Sorry, I’m on a roll — and my brain feels fried from classes — so I think I just have to keep ranting now… THE CIA (59D and 61D: org. once headed by George W. Bush) was really quite dumb. I spent way too long trying to puzzle this out. Just… maybe don’t use “THE” in a puzzle? Who is Horatio SANZ (38D)? (It’s awesome that he was the show’s first Hispanic cast member, but he made me long for the days of Cheri Oteri as a name I’d know) Lava may be legit as a type of SOAP (15A), but it is verrry old-fashioned. Its logo alone looks like it belongs in the ‘70s. Please leave it there. There were two characters from St. Elmo’s Fire in the puzzle (54A and 2D), which is odd to me. Having SEAEAGLE (31A) and then STEAGALL (35D) in the same puzzle also feels like a lot of overlap.

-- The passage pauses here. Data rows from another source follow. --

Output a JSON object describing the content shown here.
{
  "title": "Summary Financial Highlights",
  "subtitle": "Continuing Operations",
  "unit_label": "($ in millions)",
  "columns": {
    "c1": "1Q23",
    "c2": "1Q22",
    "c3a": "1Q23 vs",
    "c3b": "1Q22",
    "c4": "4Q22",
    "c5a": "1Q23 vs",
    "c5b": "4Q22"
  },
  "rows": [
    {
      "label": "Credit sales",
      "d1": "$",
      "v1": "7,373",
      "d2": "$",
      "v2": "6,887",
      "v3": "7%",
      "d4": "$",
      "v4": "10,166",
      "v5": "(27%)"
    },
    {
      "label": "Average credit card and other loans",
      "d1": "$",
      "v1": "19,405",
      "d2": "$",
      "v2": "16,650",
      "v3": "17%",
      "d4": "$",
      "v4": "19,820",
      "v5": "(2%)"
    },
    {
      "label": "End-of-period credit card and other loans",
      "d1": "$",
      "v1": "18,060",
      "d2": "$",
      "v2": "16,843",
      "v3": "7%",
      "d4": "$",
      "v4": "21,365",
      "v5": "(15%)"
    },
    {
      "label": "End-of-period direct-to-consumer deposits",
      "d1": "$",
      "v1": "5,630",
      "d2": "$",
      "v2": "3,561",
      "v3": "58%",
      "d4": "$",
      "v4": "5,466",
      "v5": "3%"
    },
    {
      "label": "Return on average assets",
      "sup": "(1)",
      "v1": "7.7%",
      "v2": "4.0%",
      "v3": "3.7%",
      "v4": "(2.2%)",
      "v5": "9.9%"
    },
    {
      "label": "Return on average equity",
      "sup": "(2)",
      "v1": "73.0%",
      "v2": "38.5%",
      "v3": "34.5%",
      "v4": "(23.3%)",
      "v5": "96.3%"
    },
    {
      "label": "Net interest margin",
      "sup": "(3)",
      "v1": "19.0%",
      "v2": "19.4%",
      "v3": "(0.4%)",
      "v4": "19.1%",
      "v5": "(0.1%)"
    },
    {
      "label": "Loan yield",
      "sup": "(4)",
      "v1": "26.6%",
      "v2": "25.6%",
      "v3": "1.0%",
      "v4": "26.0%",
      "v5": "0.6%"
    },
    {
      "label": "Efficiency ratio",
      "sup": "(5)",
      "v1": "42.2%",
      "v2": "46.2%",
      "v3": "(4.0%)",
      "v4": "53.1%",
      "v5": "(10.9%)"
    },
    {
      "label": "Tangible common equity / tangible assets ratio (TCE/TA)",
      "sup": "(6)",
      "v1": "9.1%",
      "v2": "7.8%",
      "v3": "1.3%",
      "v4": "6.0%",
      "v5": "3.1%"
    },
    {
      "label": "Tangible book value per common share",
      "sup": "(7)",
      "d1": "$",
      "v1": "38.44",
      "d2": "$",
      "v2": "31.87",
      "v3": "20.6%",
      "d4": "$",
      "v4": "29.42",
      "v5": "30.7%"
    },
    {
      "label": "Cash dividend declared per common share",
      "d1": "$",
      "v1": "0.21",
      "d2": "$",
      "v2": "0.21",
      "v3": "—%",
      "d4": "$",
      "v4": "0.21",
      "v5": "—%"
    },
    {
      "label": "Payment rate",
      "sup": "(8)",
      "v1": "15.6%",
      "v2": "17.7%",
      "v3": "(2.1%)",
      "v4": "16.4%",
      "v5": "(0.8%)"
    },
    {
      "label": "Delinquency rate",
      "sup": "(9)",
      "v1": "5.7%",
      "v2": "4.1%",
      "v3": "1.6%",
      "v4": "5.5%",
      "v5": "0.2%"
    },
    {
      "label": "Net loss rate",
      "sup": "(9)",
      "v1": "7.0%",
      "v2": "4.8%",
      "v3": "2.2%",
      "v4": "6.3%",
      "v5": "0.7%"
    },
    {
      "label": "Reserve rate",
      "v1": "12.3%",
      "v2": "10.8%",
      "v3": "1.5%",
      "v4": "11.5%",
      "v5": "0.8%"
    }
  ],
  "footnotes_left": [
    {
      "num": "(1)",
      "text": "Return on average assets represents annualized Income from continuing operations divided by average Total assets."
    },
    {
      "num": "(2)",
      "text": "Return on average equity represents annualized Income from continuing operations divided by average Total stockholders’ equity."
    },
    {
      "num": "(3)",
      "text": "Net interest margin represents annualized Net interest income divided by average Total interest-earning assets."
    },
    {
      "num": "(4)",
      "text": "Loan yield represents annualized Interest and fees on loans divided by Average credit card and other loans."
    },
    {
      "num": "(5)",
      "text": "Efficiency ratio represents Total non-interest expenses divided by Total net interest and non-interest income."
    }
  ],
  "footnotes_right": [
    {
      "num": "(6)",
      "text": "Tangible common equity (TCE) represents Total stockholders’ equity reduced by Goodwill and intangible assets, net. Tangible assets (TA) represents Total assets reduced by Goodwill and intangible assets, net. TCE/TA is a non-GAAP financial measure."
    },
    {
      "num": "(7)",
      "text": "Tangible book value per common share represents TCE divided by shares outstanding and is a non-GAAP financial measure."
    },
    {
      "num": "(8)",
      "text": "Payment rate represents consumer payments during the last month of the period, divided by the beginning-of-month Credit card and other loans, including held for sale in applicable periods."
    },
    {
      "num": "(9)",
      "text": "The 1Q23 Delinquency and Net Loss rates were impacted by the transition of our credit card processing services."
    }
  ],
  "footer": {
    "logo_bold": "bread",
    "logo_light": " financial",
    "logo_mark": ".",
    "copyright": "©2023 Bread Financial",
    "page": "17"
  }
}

I don’t know if I just wasn’t on the puzzle’s wavelength or if it was a bit old for me or if I’m just way too exhausted to be thinking straight, but getting through the puzzle was a struggle. Sorry to be such a Debbie Downer today! (By the way, Debbie Downer is an SNL character played by Rachel Dratch, in case any future crossword constructors are looking for names people might know.)
Misc.:
Misc.:
- I had “icicle” rather than ICE DAM (29D: Cold weather roofing problem) for a while in the puzzle, which messed me up in that whole lower left area.
- I think HOBBES should be in every puzzle — I grew up reading Calvin and Hobbes, and it’s just objectively the best.
- It’s like the puzzle constructor was speaking directly to me because I am most definitely feeling SLEEPY (20A: Feeling ready for bed)…
- When I hear RAZZMATAZZ, I can only think of it as the Jamba Juice flavor I used to get every single time.
- Here’s a Scrabble story for those of you who have gotten this far: When my dad congratulated his older brother on winning the Scrabble title, my incredibly and wildly rational mathematician uncle replied, “I was lucky.” Oh? How so? “I came up through the loser's bracket to the final and had to beat the best player in the world by more than 150 points. I drew both blanks and all four S's, and beat him by 185. I was lucky.”